A matter of faith & law

Published 12:03 am Thursday, July 30, 2015

LEGISLATIVE PRAYER

Who should give the invocation or prayer at public meetings? Board members? A chaplain? Anyone?

Does the government restrict what can be said in those prayers?

Do the guidelines that apply to Congress apply to all public bodies, from the nation’s capital down to the local tree board?

These and other questions may be answered as the Rowan County Board of Commissioners appeals U.S. District Court Judge James Beaty’s ruling against the county. Beaty ruled in May that Rowan commissioners created a “coercive environment” and violated the Establishment Clause of the Constitution by consistently opening their meetings with Christian prayers. Commissioners don’t accept that ruling.

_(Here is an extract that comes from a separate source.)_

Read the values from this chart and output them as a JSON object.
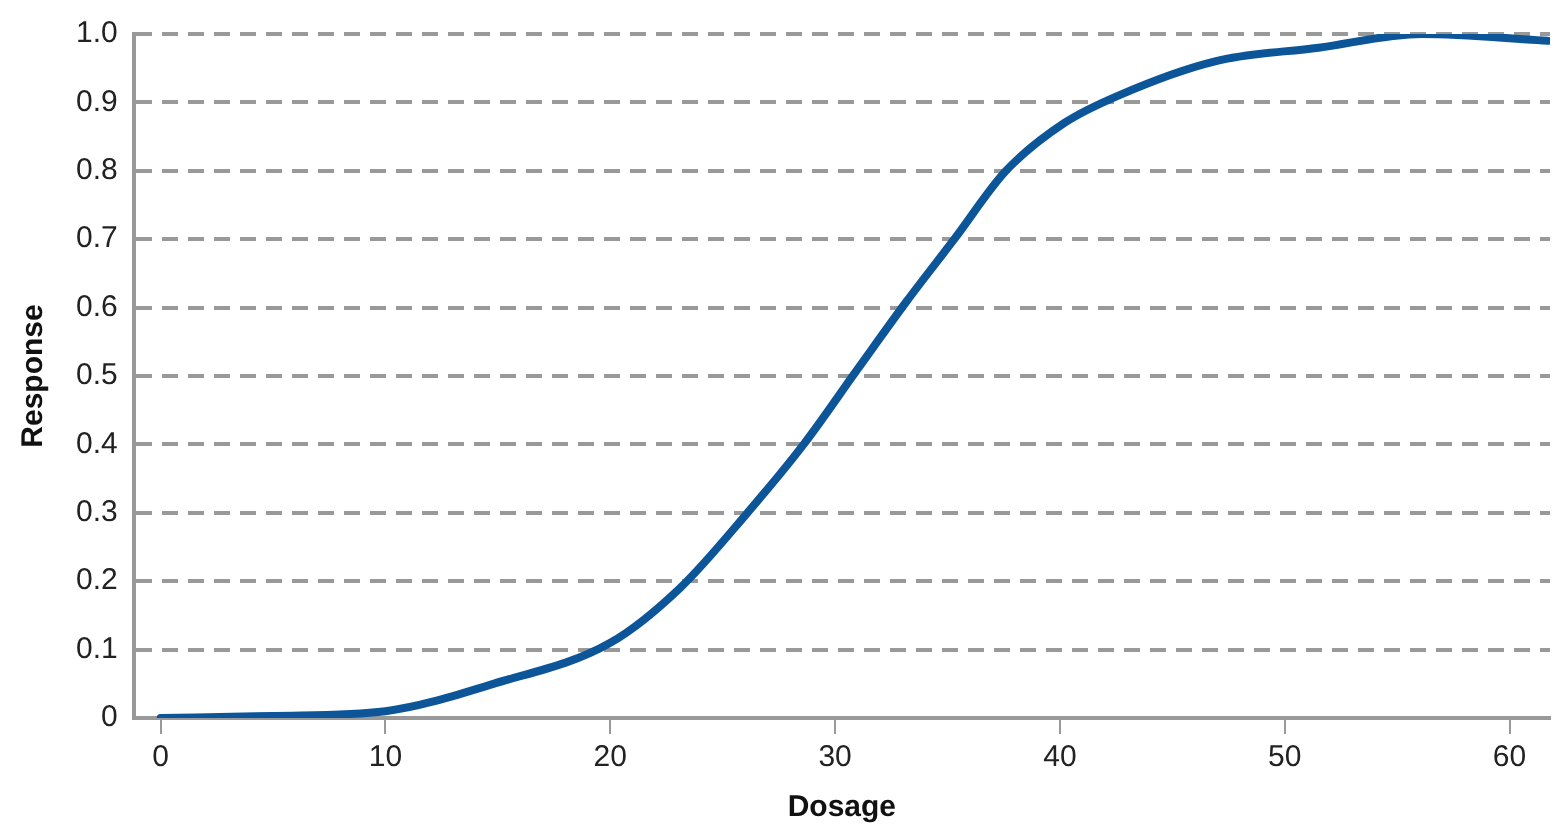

Three local citizens, with the help of the ACLU, filed suit against the county over the prayer issue in 2013. The hubbub that followed was impassioned. In revival-like fashion, people filled the commissioners’ meeting room, the hallways outside and even the sidewalks to urge commissioners to stand up for prayer — to stand up for Christianity. Comments from some of the demonstrators seemed to bear out the plaintiffs’ concerns that commissioners’ meetings had become an unwelcoming environment for anyone who didn’t share board members’ Christian beliefs.

This year, the rhetoric has toned down, but the central issue is the same — the tension between commissioners’ freedom to speak and pray how they want, vs. constituents’ freedom from government-imposed religion. Courts have ruled on several versions of the public-prayer issue, but none of those cases were exactly like Rowan’s. Once commissioners decided to fight the original lawsuit, they were virtually committed to fight any lower court ruling that didn’t go their way. The county’s position had been staked out.

So the appeal has been filed. Public boards everywhere will follow this case, since so many hold invocations of some kind. To some, it’s a meaningless formality. To others, it’s a matter of faith.